Der Grund für den Rekord-Abfluss 2022 liege in den geringen ausländischen Investitionen in Deutschland. Sie seien nach Zahlen der Industrieländer-Organisation OECD fast vollständig eingebrochen: 2022 hätten ausländische Unternehmen nur noch rund 10,5 Milliarden Euro direkt in Deutschland investiert. Deutsche Unternehmen hätten dagegen fast 135,5 Milliarden Euro im Ausland investiert. „Besonders alarmierend dabei ist, dass gerade die Investitionen von europäischen Nachbarn eingebrochen sind“, urteilt das IW. Gleichzeitig seien fast 70 Prozent der Investitionen aus Deutschland in europäische Staaten geflossen. Bedeutet eigentlich nichts anderes, als das die Verwertungsbedinungen, sprich Rendite des investierten Kapitals, in Europa bei weitem besser sind als in der Heimat.

Warum das so ist, darauf haben wir schon mehrfach in unseren Beiträgen hingewiesen:

Zum einen der Fachkräftemangel: Der Mangel an Arbeits- und Fachkräften belaste Unternehmen enorm. In einer Umfrage hätten 76 Prozent der Firmen im industriellen Mittelstand Arbeitskosten und Fachkräftemangel als größte Herausforderung genannt – noch vor hohen Energiepreisen und zunehmender Bürokratie. Und wenn jetzt die Fachkräfte nach Deutschland strömen sollen, nur weil wir ein neues Fachkräftezuwanderungsgesetz verabschiedet haben, trifft dieses Gesetz bekanntlich nicht unbedingt auf die Gegenliebe der Unternehmen, der hiesigen Bevölkerung und auch der internationalen Fachkräfte selbst.

Weiterhin die Subventionen im Ausland: Programme wie der berühmte Inflation Reduction Act in den USA machten Investitionen außerhalb Deutschlands attraktiver. Bei ähnlichen europäischen Initiativen wie dem NextGenerationEU-Programm fließe das meiste Geld an Deutschland vorbei. Fakt ist dabei, dass die Gelder der EU zum großen Teil aus Deutschland stammen. Deutschland ist der größte Nettozahler in den EU-Haushalt.

Der Bedeutungsverlust der deutschen Autoindustrie. „Mit dem Wegfall des Verbrennungsmotors verliert die deutsche Wirtschaft ein wichtiges Alleinstellungsmerkmal in ihrer Schlüsselindustrie“, warnt das IW. Den internationalen Trend in der Automobilindustrie weg vom Verbrenner zu anderen Antriebsarten haben die Manager, aber leider auch die Anleger und Investoren, verschlafen. Und damit meinen wir nicht die Kleinanleger…
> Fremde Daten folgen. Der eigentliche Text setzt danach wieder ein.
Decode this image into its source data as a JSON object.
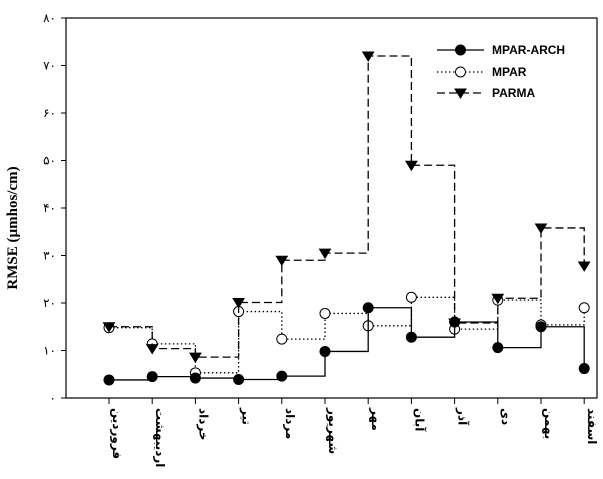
{
  "chart_data": {
    "type": "line",
    "step": true,
    "ylabel": "RMSE (µmhos/cm)",
    "ylim": [
      0,
      80
    ],
    "yticks": [
      0,
      10,
      20,
      30,
      40,
      50,
      60,
      70,
      80
    ],
    "ytick_labels": [
      "٠",
      "١٠",
      "٢٠",
      "٣٠",
      "۴٠",
      "۵٠",
      "۶٠",
      "٧٠",
      "٨٠"
    ],
    "categories": [
      "فروردین",
      "اردیبهشت",
      "خرداد",
      "تیر",
      "مرداد",
      "شهریور",
      "مهر",
      "آبان",
      "آذر",
      "دی",
      "بهمن",
      "اسفند"
    ],
    "legend_position": "top-right",
    "series": [
      {
        "name": "MPAR-ARCH",
        "marker": "filled-circle",
        "line": "solid",
        "values": [
          3.8,
          4.5,
          4.2,
          3.9,
          4.6,
          9.8,
          19.0,
          12.8,
          16.0,
          10.6,
          15.0,
          6.2
        ]
      },
      {
        "name": "MPAR",
        "marker": "open-circle",
        "line": "dotted",
        "values": [
          14.8,
          11.4,
          5.3,
          18.2,
          12.4,
          17.8,
          15.2,
          21.2,
          14.5,
          20.6,
          15.4,
          19.0
        ]
      },
      {
        "name": "PARMA",
        "marker": "filled-triangle-down",
        "line": "dashed",
        "values": [
          15.0,
          10.4,
          8.6,
          20.1,
          29.0,
          30.5,
          72.0,
          49.0,
          15.8,
          21.0,
          35.8,
          27.8
        ]
      }
    ]
  }
}
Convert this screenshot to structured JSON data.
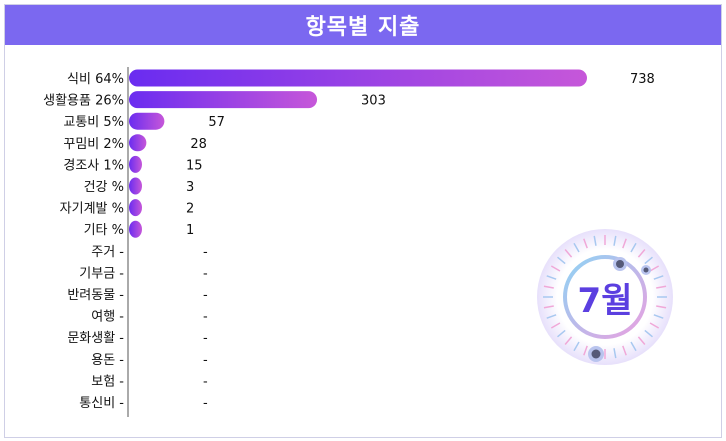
{
  "header": {
    "title": "항목별 지출"
  },
  "badge": {
    "month": "7월"
  },
  "colors": {
    "bar_start": "#6a2cf0",
    "bar_end": "#c657d9",
    "header_bg": "#7b68f0"
  },
  "chart_data": {
    "type": "bar",
    "orientation": "horizontal",
    "categories": [
      "식비",
      "생활용품",
      "교통비",
      "꾸밈비",
      "경조사",
      "건강",
      "자기계발",
      "기타",
      "주거",
      "기부금",
      "반려동물",
      "여행",
      "문화생활",
      "용돈",
      "보험",
      "통신비"
    ],
    "percent_labels": [
      "64%",
      "26%",
      "5%",
      "2%",
      "1%",
      "%",
      "%",
      "%",
      "-",
      "-",
      "-",
      "-",
      "-",
      "-",
      "-",
      "-"
    ],
    "value_labels": [
      "738",
      "303",
      "57",
      "28",
      "15",
      "3",
      "2",
      "1",
      "-",
      "-",
      "-",
      "-",
      "-",
      "-",
      "-",
      "-"
    ],
    "values": [
      738,
      303,
      57,
      28,
      15,
      3,
      2,
      1,
      0,
      0,
      0,
      0,
      0,
      0,
      0,
      0
    ],
    "title": "항목별 지출"
  }
}
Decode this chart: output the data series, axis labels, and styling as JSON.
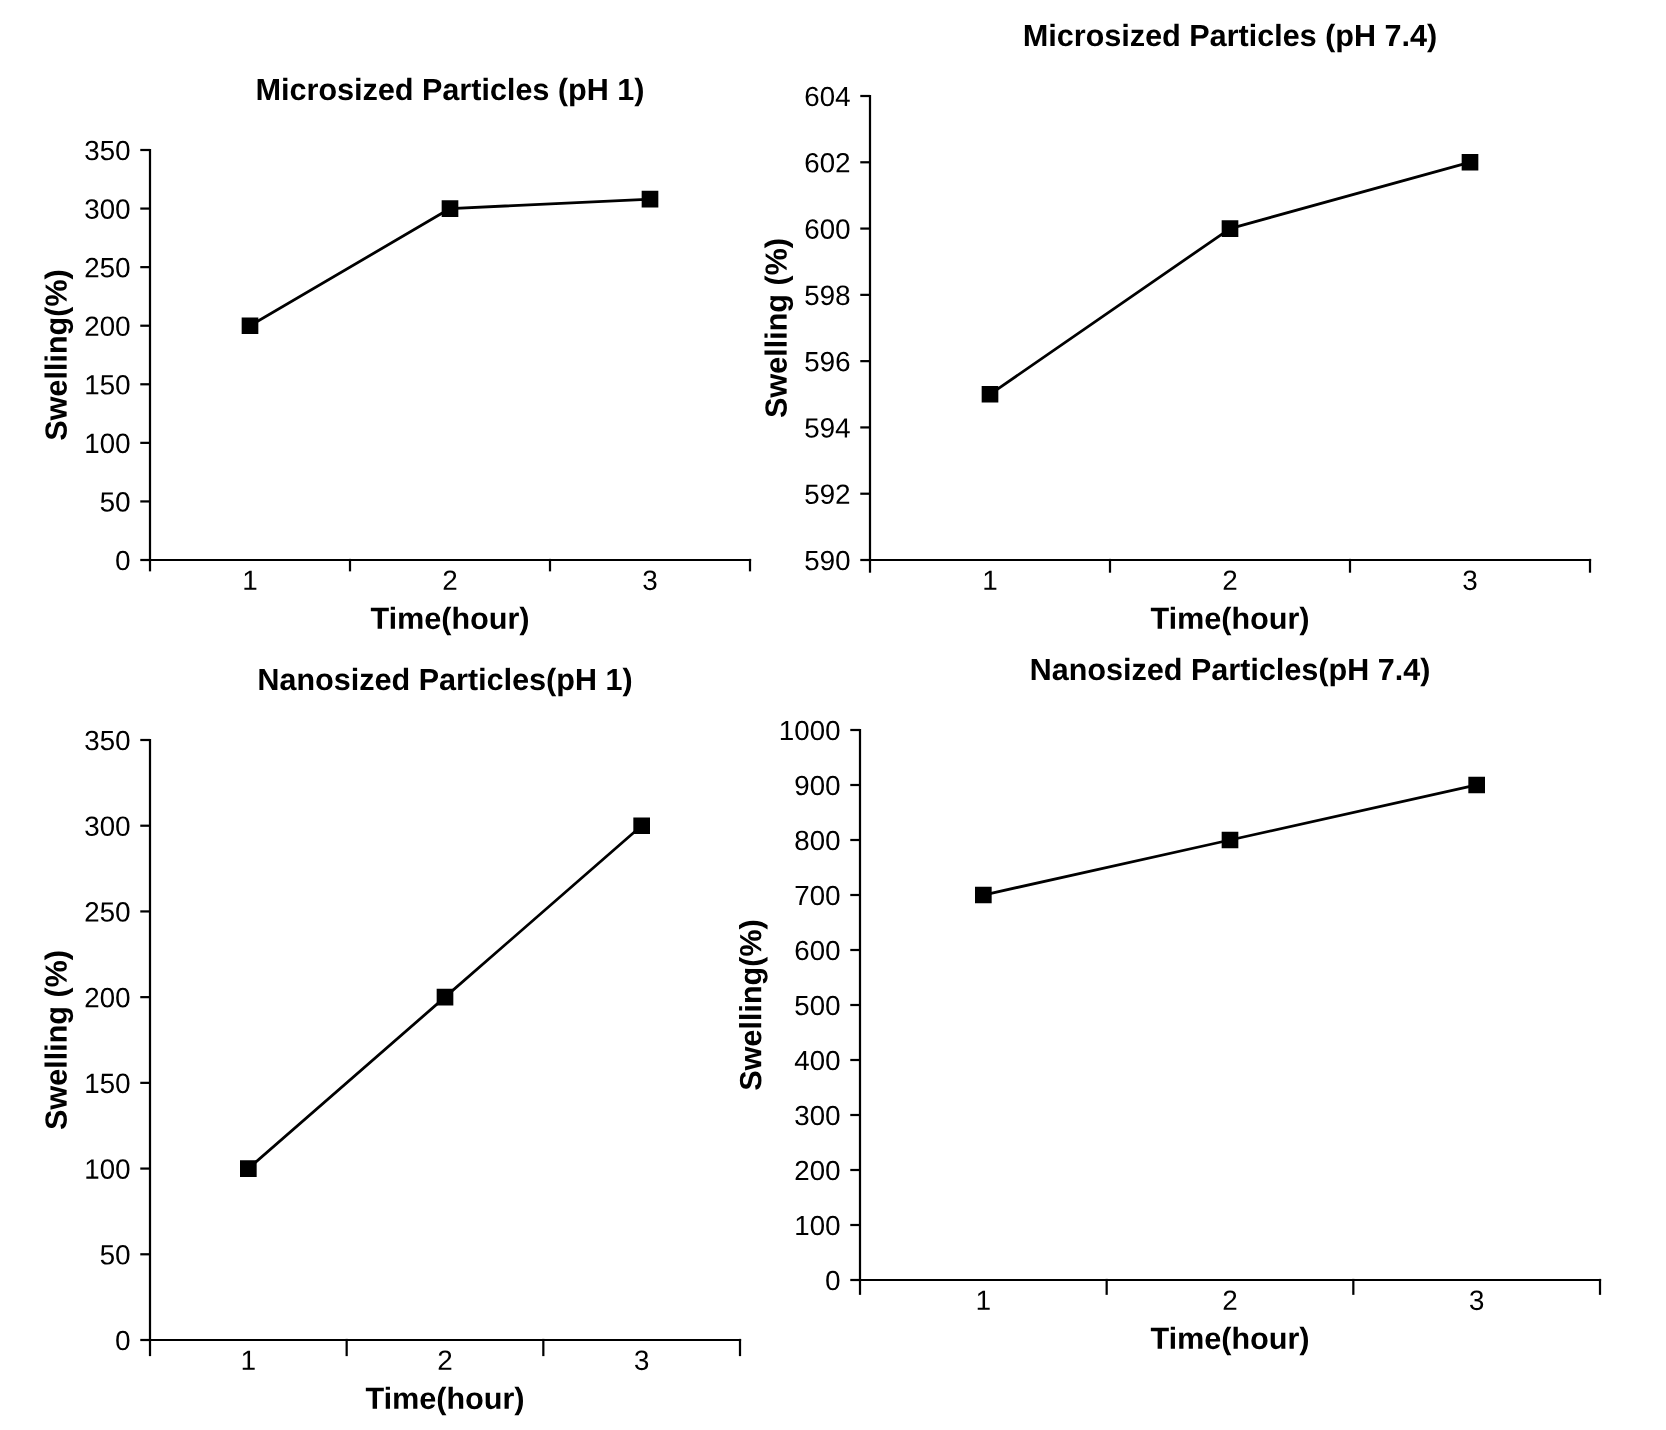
{
  "chart_data": [
    {
      "type": "line",
      "title": "Microsized Particles (pH 1)",
      "xlabel": "Time(hour)",
      "ylabel": "Swelling(%)",
      "categories": [
        "1",
        "2",
        "3"
      ],
      "series": [
        {
          "color": "#000000",
          "values": [
            200,
            300,
            308
          ]
        }
      ],
      "ylim": [
        0,
        350
      ],
      "yticks": [
        0,
        50,
        100,
        150,
        200,
        250,
        300,
        350
      ],
      "marker": "square",
      "line_style": "solid",
      "grid": false,
      "legend": false
    },
    {
      "type": "line",
      "title": "Microsized Particles (pH 7.4)",
      "xlabel": "Time(hour)",
      "ylabel": "Swelling (%)",
      "categories": [
        "1",
        "2",
        "3"
      ],
      "series": [
        {
          "color": "#000000",
          "values": [
            595,
            600,
            602
          ]
        }
      ],
      "ylim": [
        590,
        604
      ],
      "yticks": [
        590,
        592,
        594,
        596,
        598,
        600,
        602,
        604
      ],
      "marker": "square",
      "line_style": "solid",
      "grid": false,
      "legend": false
    },
    {
      "type": "line",
      "title": "Nanosized Particles(pH 1)",
      "xlabel": "Time(hour)",
      "ylabel": "Swelling (%)",
      "categories": [
        "1",
        "2",
        "3"
      ],
      "series": [
        {
          "color": "#000000",
          "values": [
            100,
            200,
            300
          ]
        }
      ],
      "ylim": [
        0,
        350
      ],
      "yticks": [
        0,
        50,
        100,
        150,
        200,
        250,
        300,
        350
      ],
      "marker": "square",
      "line_style": "solid",
      "grid": false,
      "legend": false
    },
    {
      "type": "line",
      "title": "Nanosized Particles(pH 7.4)",
      "xlabel": "Time(hour)",
      "ylabel": "Swelling(%)",
      "categories": [
        "1",
        "2",
        "3"
      ],
      "series": [
        {
          "color": "#000000",
          "values": [
            700,
            800,
            900
          ]
        }
      ],
      "ylim": [
        0,
        1000
      ],
      "yticks": [
        0,
        100,
        200,
        300,
        400,
        500,
        600,
        700,
        800,
        900,
        1000
      ],
      "marker": "square",
      "line_style": "solid",
      "grid": false,
      "legend": false
    }
  ]
}
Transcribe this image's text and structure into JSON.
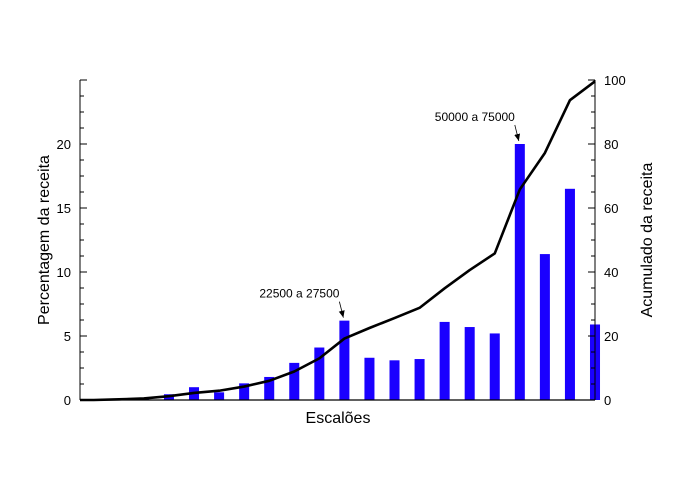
{
  "chart_data": {
    "type": "bar",
    "xlabel": "Escalões",
    "ylabel_left": "Percentagem da receita",
    "ylabel_right": "Acumulado da receita",
    "ylim_left": [
      0,
      25
    ],
    "ylim_right": [
      0,
      100
    ],
    "yticks_left": [
      0,
      5,
      10,
      15,
      20
    ],
    "yticks_right": [
      0,
      20,
      40,
      60,
      80,
      100
    ],
    "grid": false,
    "bar_color": "#1a00ff",
    "line_color": "#000000",
    "bars": {
      "axis": "left",
      "values": [
        0.05,
        0.1,
        0.15,
        0.45,
        1.0,
        0.6,
        1.3,
        1.8,
        2.9,
        4.1,
        6.2,
        3.3,
        3.1,
        3.2,
        6.1,
        5.7,
        5.2,
        20.0,
        11.4,
        16.5,
        5.9
      ]
    },
    "line": {
      "axis": "right",
      "values": [
        0,
        0.2,
        0.5,
        1.2,
        2.2,
        2.9,
        4.2,
        6.0,
        8.9,
        13.0,
        19.2,
        22.5,
        25.6,
        28.8,
        34.9,
        40.6,
        45.8,
        65.8,
        77.2,
        93.7,
        99.6
      ]
    },
    "annotations": [
      {
        "text": "22500 a 27500",
        "bar_index": 10
      },
      {
        "text": "50000 a 75000",
        "bar_index": 17
      }
    ]
  }
}
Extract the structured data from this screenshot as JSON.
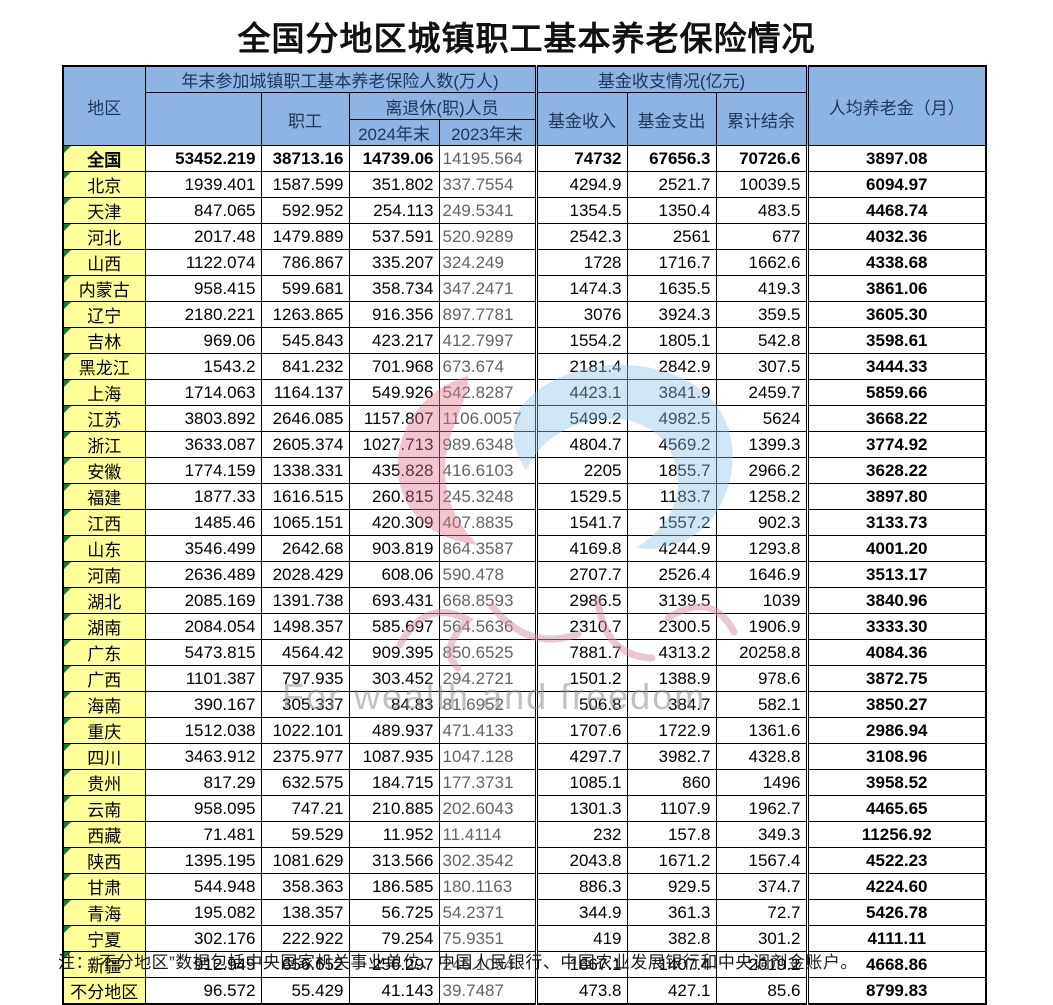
{
  "title": "全国分地区城镇职工基本养老保险情况",
  "table": {
    "header": {
      "region": "地区",
      "group_participants": "年末参加城镇职工基本养老保险人数(万人)",
      "col_total": "",
      "col_workers": "职工",
      "group_retirees": "离退休(职)人员",
      "col_2024": "2024年末",
      "col_2023": "2023年末",
      "group_fund": "基金收支情况(亿元)",
      "col_income": "基金收入",
      "col_expense": "基金支出",
      "col_balance": "累计结余",
      "col_pension": "人均养老金（月）"
    },
    "rows": [
      {
        "region": "全国",
        "marker": true,
        "cells": [
          "53452.219",
          "38713.16",
          "14739.06",
          "14195.564",
          "74732",
          "67656.3",
          "70726.6",
          "3897.08"
        ]
      },
      {
        "region": "北京",
        "marker": true,
        "cells": [
          "1939.401",
          "1587.599",
          "351.802",
          "337.7554",
          "4294.9",
          "2521.7",
          "10039.5",
          "6094.97"
        ]
      },
      {
        "region": "天津",
        "marker": true,
        "cells": [
          "847.065",
          "592.952",
          "254.113",
          "249.5341",
          "1354.5",
          "1350.4",
          "483.5",
          "4468.74"
        ]
      },
      {
        "region": "河北",
        "marker": true,
        "cells": [
          "2017.48",
          "1479.889",
          "537.591",
          "520.9289",
          "2542.3",
          "2561",
          "677",
          "4032.36"
        ]
      },
      {
        "region": "山西",
        "marker": true,
        "cells": [
          "1122.074",
          "786.867",
          "335.207",
          "324.249",
          "1728",
          "1716.7",
          "1662.6",
          "4338.68"
        ]
      },
      {
        "region": "内蒙古",
        "marker": true,
        "cells": [
          "958.415",
          "599.681",
          "358.734",
          "347.2471",
          "1474.3",
          "1635.5",
          "419.3",
          "3861.06"
        ]
      },
      {
        "region": "辽宁",
        "marker": true,
        "cells": [
          "2180.221",
          "1263.865",
          "916.356",
          "897.7781",
          "3076",
          "3924.3",
          "359.5",
          "3605.30"
        ]
      },
      {
        "region": "吉林",
        "marker": true,
        "cells": [
          "969.06",
          "545.843",
          "423.217",
          "412.7997",
          "1554.2",
          "1805.1",
          "542.8",
          "3598.61"
        ]
      },
      {
        "region": "黑龙江",
        "marker": true,
        "cells": [
          "1543.2",
          "841.232",
          "701.968",
          "673.674",
          "2181.4",
          "2842.9",
          "307.5",
          "3444.33"
        ]
      },
      {
        "region": "上海",
        "marker": true,
        "cells": [
          "1714.063",
          "1164.137",
          "549.926",
          "542.8287",
          "4423.1",
          "3841.9",
          "2459.7",
          "5859.66"
        ]
      },
      {
        "region": "江苏",
        "marker": true,
        "cells": [
          "3803.892",
          "2646.085",
          "1157.807",
          "1106.0057",
          "5499.2",
          "4982.5",
          "5624",
          "3668.22"
        ]
      },
      {
        "region": "浙江",
        "marker": true,
        "cells": [
          "3633.087",
          "2605.374",
          "1027.713",
          "989.6348",
          "4804.7",
          "4569.2",
          "1399.3",
          "3774.92"
        ]
      },
      {
        "region": "安徽",
        "marker": true,
        "cells": [
          "1774.159",
          "1338.331",
          "435.828",
          "416.6103",
          "2205",
          "1855.7",
          "2966.2",
          "3628.22"
        ]
      },
      {
        "region": "福建",
        "marker": true,
        "cells": [
          "1877.33",
          "1616.515",
          "260.815",
          "245.3248",
          "1529.5",
          "1183.7",
          "1258.2",
          "3897.80"
        ]
      },
      {
        "region": "江西",
        "marker": true,
        "cells": [
          "1485.46",
          "1065.151",
          "420.309",
          "407.8835",
          "1541.7",
          "1557.2",
          "902.3",
          "3133.73"
        ]
      },
      {
        "region": "山东",
        "marker": true,
        "cells": [
          "3546.499",
          "2642.68",
          "903.819",
          "864.3587",
          "4169.8",
          "4244.9",
          "1293.8",
          "4001.20"
        ]
      },
      {
        "region": "河南",
        "marker": true,
        "cells": [
          "2636.489",
          "2028.429",
          "608.06",
          "590.478",
          "2707.7",
          "2526.4",
          "1646.9",
          "3513.17"
        ]
      },
      {
        "region": "湖北",
        "marker": true,
        "cells": [
          "2085.169",
          "1391.738",
          "693.431",
          "668.8593",
          "2986.5",
          "3139.5",
          "1039",
          "3840.96"
        ]
      },
      {
        "region": "湖南",
        "marker": true,
        "cells": [
          "2084.054",
          "1498.357",
          "585.697",
          "564.5636",
          "2310.7",
          "2300.5",
          "1906.9",
          "3333.30"
        ]
      },
      {
        "region": "广东",
        "marker": true,
        "cells": [
          "5473.815",
          "4564.42",
          "909.395",
          "850.6525",
          "7881.7",
          "4313.2",
          "20258.8",
          "4084.36"
        ]
      },
      {
        "region": "广西",
        "marker": true,
        "cells": [
          "1101.387",
          "797.935",
          "303.452",
          "294.2721",
          "1501.2",
          "1388.9",
          "978.6",
          "3872.75"
        ]
      },
      {
        "region": "海南",
        "marker": true,
        "cells": [
          "390.167",
          "305.337",
          "84.83",
          "81.6952",
          "506.8",
          "384.7",
          "582.1",
          "3850.27"
        ]
      },
      {
        "region": "重庆",
        "marker": true,
        "cells": [
          "1512.038",
          "1022.101",
          "489.937",
          "471.4133",
          "1707.6",
          "1722.9",
          "1361.6",
          "2986.94"
        ]
      },
      {
        "region": "四川",
        "marker": true,
        "cells": [
          "3463.912",
          "2375.977",
          "1087.935",
          "1047.128",
          "4297.7",
          "3982.7",
          "4328.8",
          "3108.96"
        ]
      },
      {
        "region": "贵州",
        "marker": true,
        "cells": [
          "817.29",
          "632.575",
          "184.715",
          "177.3731",
          "1085.1",
          "860",
          "1496",
          "3958.52"
        ]
      },
      {
        "region": "云南",
        "marker": true,
        "cells": [
          "958.095",
          "747.21",
          "210.885",
          "202.6043",
          "1301.3",
          "1107.9",
          "1962.7",
          "4465.65"
        ]
      },
      {
        "region": "西藏",
        "marker": true,
        "cells": [
          "71.481",
          "59.529",
          "11.952",
          "11.4114",
          "232",
          "157.8",
          "349.3",
          "11256.92"
        ]
      },
      {
        "region": "陕西",
        "marker": true,
        "cells": [
          "1395.195",
          "1081.629",
          "313.566",
          "302.3542",
          "2043.8",
          "1671.2",
          "1567.4",
          "4522.23"
        ]
      },
      {
        "region": "甘肃",
        "marker": true,
        "cells": [
          "544.948",
          "358.363",
          "186.585",
          "180.1163",
          "886.3",
          "929.5",
          "374.7",
          "4224.60"
        ]
      },
      {
        "region": "青海",
        "marker": true,
        "cells": [
          "195.082",
          "138.357",
          "56.725",
          "54.2371",
          "344.9",
          "361.3",
          "72.7",
          "5426.78"
        ]
      },
      {
        "region": "宁夏",
        "marker": true,
        "cells": [
          "302.176",
          "222.922",
          "79.254",
          "75.9351",
          "419",
          "382.8",
          "301.2",
          "4111.11"
        ]
      },
      {
        "region": "新疆",
        "marker": true,
        "cells": [
          "912.949",
          "656.652",
          "256.297",
          "246.1094",
          "1667.1",
          "1407.4",
          "2019.2",
          "4668.86"
        ]
      },
      {
        "region": "不分地区",
        "marker": false,
        "cells": [
          "96.572",
          "55.429",
          "41.143",
          "39.7487",
          "473.8",
          "427.1",
          "85.6",
          "8799.83"
        ]
      }
    ]
  },
  "note": "注：“不分地区”数据包括中央国家机关事业单位、中国人民银行、中国农业发展银行和中央调剂金账户。",
  "watermark": {
    "text": "For wealth and freedom"
  },
  "colors": {
    "header_fill": "#8DB4E2",
    "header_text": "#1f3556",
    "region_fill": "#FFFF99",
    "marker_green": "#1e7b34",
    "prev_year_text": "#636363",
    "watermark_pink": "#df7492",
    "watermark_blue": "#8fc3e4",
    "watermark_gray": "#8f8f8f"
  }
}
„Die Investitionsbedingungen in Deutschland haben sich aufgrund der hohen Energiepreise und des zunehmenden Fachkräftemangels zuletzt noch einmal verschlechtert“, sagt IW-Ökonom Christian Rusche. Er kritisiert, dass viele Probleme hausgemacht seien und nennt als Beispiele „hohe Unternehmenssteuern, ausufernde Bürokratie und eine marode Infrastruktur“. Auch darauf haben wir schon häufig in unseren Beiträgen hingewiesen.

Als Anleger betrachten wir die schleichende Deindustrialisierung mit Sorge, da sie mit einer Minderung des Wohlstades einhergeht. Worüber wir uns keine Sorgen machen müssen, ist die Rendite unseres investierten Kapitals. Wenn die Unternehmen Deutschland verlassen, dann ist es an der Zeit, mit dem Kapital auch ins Ausland zu gehen. Das beste Beispiel ist unser Depotwert Linde, dem wir ins Ausland gefolgt sind. Und haben wir etwas gemerkt davon, dass der Umzug ins Ausland mit dem schlussendlichen Delisting an der Frankfurter Wertpapierbörse irgendeinen gravierenden Nachteil für uns als Anleger hatte? Die Antwort darauf ist nein.

Die IW-Studie sollte der deutschen Politik endlich die Augen öffnen, egal welche Farbkonstellation gerade in Berlin regiert. Ändern sich die Bedingungen in Deutschland, dann wird auch das Kapital zurückkehren.